Data Schema
Table of contents
Introduction
This section provides an overview of the YAML data schema files used to validate and preprocess data tables within the Transit Corridor Analytics (specifically used by the DataReader module). Having these YAML schemas ensure data consistency, integrity and correctness by specifying the expected structure, data types and other constraints for each table.

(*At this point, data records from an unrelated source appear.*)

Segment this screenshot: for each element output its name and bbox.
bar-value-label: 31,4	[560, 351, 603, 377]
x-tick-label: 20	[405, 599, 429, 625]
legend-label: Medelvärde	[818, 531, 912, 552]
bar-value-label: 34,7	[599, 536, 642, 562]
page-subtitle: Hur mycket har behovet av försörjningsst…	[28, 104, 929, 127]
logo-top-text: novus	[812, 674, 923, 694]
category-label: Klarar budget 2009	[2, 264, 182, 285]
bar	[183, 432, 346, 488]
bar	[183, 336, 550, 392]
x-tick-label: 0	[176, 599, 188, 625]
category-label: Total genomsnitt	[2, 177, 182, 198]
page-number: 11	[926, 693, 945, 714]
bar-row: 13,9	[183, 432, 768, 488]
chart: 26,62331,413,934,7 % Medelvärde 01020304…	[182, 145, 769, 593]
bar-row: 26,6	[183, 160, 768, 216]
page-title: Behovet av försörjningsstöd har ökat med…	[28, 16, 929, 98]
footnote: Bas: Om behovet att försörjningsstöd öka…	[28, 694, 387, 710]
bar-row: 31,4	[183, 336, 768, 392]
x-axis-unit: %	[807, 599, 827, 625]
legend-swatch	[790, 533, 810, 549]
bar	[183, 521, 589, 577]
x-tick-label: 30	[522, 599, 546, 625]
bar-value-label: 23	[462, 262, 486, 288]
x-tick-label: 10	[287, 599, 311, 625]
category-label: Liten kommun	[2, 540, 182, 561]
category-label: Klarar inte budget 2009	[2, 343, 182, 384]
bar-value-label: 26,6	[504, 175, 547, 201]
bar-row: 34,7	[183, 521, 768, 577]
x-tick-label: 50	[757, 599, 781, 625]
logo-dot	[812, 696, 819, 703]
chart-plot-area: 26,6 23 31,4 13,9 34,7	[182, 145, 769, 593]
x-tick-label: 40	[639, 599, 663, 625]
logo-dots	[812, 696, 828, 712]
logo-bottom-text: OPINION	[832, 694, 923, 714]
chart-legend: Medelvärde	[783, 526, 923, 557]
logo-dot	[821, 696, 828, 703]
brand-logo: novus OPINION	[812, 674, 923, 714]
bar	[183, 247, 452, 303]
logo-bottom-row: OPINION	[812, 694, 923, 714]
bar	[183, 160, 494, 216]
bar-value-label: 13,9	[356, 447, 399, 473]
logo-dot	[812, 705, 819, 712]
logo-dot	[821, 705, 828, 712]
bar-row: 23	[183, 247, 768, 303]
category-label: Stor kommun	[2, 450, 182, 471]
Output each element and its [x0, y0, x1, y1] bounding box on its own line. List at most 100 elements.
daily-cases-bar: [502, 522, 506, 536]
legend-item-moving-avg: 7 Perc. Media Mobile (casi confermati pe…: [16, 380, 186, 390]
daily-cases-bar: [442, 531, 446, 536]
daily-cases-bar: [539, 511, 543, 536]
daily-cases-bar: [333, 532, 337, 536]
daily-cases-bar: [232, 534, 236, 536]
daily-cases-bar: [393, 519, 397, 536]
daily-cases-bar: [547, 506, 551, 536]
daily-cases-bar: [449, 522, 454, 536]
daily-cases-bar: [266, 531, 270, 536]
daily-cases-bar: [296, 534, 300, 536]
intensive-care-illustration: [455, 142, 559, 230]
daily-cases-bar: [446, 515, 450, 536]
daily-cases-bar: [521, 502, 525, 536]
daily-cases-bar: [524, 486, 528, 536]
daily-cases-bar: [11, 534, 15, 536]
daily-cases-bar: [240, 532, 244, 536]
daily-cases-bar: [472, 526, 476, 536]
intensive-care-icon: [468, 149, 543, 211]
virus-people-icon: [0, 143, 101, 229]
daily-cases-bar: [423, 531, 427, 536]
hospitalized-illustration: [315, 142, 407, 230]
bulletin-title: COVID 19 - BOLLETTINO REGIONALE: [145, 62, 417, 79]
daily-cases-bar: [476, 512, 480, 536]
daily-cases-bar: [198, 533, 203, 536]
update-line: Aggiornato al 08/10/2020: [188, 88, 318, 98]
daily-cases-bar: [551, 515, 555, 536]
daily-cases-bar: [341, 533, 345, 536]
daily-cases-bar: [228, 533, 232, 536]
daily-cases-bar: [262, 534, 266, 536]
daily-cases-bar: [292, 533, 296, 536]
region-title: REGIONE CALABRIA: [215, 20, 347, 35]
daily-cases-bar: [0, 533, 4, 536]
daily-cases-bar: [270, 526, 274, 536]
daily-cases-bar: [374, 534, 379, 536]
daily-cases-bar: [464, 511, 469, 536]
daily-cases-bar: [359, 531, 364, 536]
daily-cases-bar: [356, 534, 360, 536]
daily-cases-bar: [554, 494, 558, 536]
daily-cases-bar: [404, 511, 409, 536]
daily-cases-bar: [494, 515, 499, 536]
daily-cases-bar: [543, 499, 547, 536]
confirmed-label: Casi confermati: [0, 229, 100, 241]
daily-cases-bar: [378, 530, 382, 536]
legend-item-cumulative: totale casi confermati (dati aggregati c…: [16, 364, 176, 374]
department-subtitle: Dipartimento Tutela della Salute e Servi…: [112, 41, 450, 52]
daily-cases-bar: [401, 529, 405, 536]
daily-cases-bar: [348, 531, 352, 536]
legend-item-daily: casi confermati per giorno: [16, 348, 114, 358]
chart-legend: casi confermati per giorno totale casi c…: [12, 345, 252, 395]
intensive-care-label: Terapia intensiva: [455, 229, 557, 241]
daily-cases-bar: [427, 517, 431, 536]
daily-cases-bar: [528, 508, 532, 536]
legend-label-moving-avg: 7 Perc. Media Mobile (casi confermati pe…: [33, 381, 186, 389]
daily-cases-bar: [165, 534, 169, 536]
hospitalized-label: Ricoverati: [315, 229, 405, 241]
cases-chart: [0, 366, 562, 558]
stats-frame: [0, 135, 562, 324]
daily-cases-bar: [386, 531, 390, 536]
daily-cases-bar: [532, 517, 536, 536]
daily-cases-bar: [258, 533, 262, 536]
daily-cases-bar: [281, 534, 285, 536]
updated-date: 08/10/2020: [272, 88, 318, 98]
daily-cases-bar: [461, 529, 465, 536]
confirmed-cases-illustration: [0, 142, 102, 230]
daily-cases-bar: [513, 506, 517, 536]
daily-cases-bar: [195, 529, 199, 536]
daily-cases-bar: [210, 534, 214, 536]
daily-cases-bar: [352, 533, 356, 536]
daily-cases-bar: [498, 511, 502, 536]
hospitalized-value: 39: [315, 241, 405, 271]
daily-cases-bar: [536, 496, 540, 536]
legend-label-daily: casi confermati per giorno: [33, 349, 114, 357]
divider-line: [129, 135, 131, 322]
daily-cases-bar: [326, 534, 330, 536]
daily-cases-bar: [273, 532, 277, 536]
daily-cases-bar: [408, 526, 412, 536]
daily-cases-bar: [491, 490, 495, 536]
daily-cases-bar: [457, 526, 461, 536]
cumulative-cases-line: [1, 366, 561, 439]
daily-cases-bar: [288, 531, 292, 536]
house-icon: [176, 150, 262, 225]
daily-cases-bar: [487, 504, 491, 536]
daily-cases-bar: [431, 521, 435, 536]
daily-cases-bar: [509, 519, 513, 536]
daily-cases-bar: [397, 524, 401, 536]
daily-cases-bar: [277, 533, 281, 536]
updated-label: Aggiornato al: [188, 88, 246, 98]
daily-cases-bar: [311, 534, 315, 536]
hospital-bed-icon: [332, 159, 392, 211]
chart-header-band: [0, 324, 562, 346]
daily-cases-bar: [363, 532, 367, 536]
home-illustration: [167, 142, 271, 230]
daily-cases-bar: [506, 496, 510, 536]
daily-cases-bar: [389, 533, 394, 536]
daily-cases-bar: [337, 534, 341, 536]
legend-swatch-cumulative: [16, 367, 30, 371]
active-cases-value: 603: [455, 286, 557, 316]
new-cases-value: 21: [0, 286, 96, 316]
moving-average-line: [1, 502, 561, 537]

Structure of the YAML Schema
Docstring
At the top of the YAML file, there’s an optional docstring section. This section provides verbose information about the data table, its source, use case, or any other details that can be beneficial for users or developers. The docstring is not used by the code but serves as a reference for anyone examining the schema.
Metadata Section
The schema starts with an optional metadata
section that provides additional details about the schema:
author
: The person who created or last modified the schema.last_modified
: The date of the last modification.notes
: Any relevant notes or comments about this version of the schema.
Version
The schema has a version
key to track its version. This version is used in the file names and is also used by the configuration module to facilitate accessing the data with various data structure in different years. The format of our version numbers follows the Semantic Versioning convention. That is a versioning scheme for software (and, by extension, any kind of digital product) that aims to convey meaning about the underlying changes with each new release. Here’s a breakdown of how it works:
Format: The version number is typically in the format of YEAR.MAJOR.MINOR, e.g. 2024.1.3.
Components:
- YEAR version: This is referring to the year where the schema is initially introduced and may not necessary align with the content of the data.
- MAJOR version: This is incremented when there are incompatible changes that require the user to change something about their setup. In our context of the YAML schema, this could mean a complete redesign of the schema, removing essential columns, or any change that would break existing systems relying on the previous version. This might happen when new data for new analysis period is provided and the format and structure of the data has changed.
- MINOR version: This is incremented when new features are added in a backward-compatible manner. For our schema, this could mean adding new optional columns, introducing new data validation rules that still fit within the previously defined structure, adding annotations, or refining validation rules that were previously too strict or too lenient.. This is most likely to be changing over time.
Columns
The columns
section defines the specifications for each column in the table:
dtype
: The expected data type of the column. This can beint
,float
,str
,date
,date_time
, etc.format
: For date and date-time columns, this specifies the expected format.required
: Whether the column is mandatory in the table.correction
: A transformation function written as a string, which will be applied to preprocess the column data upon reading.rename_to
: A string to rename the column to.new_column
: Only used in conjunction with correction. When it is provided, the result of correction is stored under a new column. This is used for raw transactions to extract the stop_id from the boarding and alighting stops.definition
: A brief description of the column’s content.note
: Any additional explanatory notes for the column.
Creating and Maintaining Schemas
-
Reusing Existing Schemas: If a new table is similar to an existing one, consider using the existing schema as a starting point and then modify as needed.
-
Using Pandera: If a totally new table, read it in pandas dataframe, convert the datatype as required in pandas. Use the infer_schema method from the Pandera library to generate the schema based on your DataFrame. Save the inferred schema to a YAML file locally. Review the generated schema to ensure it is correct and meets your requirements.
-
Corrections and Renames: When defining a new schema, corrections and renames need to be added under appropriate columns manually. Ensure they are generic and applicable to all rows in the table. Test these corrections thoroughly using sample data.
-
Testing the Schema: After creating or modifying a schema, always test it with actual data to ensure it works as expected.
-
Versioning: Whenever making any changes to a schema, update the version number and document the changes in the docstring of the yaml file. This ensures traceability and clarity about schema evolutions.
-
Collaboration: Use a version control system like Git to manage schema files.